You didn't mention how you would like to use the log files once they lands in HDFS. 您没有提到将日志文件放入HDFS后如何使用它们。 I assume you just want to make an exact copy, ie data cleansing or data trasformation to a normalized format is NOT required in data ingestion. 我假设您只是想进行精确的复制，即在数据摄取中不需要进行数据清理或将数据转换为规范化格式。 Now I wonder why you didn't mention the simplest approach, use a scheduled hdfs commands to put log files into hdfs from edge node? 现在，我想知道为什么您没有提到最简单的方法，而是使用计划的hdfs命令将日志文件从边缘节点放入hdfs？
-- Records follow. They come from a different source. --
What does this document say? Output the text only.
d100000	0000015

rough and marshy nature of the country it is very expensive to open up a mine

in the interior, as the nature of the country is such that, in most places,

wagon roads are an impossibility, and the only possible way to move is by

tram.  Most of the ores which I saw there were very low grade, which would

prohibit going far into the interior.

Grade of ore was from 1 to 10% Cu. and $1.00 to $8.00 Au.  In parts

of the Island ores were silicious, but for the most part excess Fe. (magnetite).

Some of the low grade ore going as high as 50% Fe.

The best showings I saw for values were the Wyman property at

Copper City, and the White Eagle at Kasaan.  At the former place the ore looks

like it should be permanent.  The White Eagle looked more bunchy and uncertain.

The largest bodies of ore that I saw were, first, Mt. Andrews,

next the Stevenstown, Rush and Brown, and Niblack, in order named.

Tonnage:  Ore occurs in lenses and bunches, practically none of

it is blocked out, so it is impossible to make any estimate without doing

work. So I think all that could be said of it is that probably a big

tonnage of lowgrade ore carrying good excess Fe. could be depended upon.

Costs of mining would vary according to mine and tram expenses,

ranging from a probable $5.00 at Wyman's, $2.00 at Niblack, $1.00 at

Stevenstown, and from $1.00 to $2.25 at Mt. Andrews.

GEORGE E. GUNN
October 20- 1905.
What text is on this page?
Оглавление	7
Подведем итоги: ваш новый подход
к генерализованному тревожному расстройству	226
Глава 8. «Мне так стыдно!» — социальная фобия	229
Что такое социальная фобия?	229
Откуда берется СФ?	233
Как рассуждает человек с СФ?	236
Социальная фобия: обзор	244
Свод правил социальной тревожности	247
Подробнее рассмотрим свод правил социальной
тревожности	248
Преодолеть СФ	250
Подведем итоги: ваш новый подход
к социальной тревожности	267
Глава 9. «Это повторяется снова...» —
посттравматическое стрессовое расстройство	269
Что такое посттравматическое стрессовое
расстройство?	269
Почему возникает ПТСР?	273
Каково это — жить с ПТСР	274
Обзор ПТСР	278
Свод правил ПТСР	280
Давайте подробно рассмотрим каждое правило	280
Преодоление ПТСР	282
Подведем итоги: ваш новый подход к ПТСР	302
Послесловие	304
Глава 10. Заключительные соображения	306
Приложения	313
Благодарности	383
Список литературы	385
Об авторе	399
Now I can share one production setup I was involved. 现在，我可以共享一个参与的生产设置。 In this production setup, log files are pushed to or pulled by a commercial mediation system that makes data cleansing, normalization, enrich etc. Data volume is above 100 billion log records every day. 在此生产设置中，日志文件由商业中介系统推入或拉出，该系统进行数据清理，规范化，充实等。每天的数据量超过1000亿个日志记录。 There is an 6 edge nodes setup behind a load balancer. 负载均衡器后面有6个边缘节点设置。 Logs are firstly land on one of the edge nodes, then hdfs command put to HDFS. 日志首先降落在边缘节点之一上，然后将hdfs命令放入HDFS。 Flume was used initially but replaced by this approach due to performance issue.(it can very likely be that engineer was lack of experience in optimizing Flume). 起初使用Flume，但由于性能问题而被这种方法取代（很可能是工程师缺乏优化Flume的经验）。 Worth to mention though, the mediation system has a managment UI for scheduling ingestion script. 不过，值得一提的是，中介系统具有用于安排提取脚本的管理UI。 In your case, I would start with cron job for PoC then use eg Airflow. 在您的情况下，我将从为PoC开始cron作业开始，然后使用例如Airflow。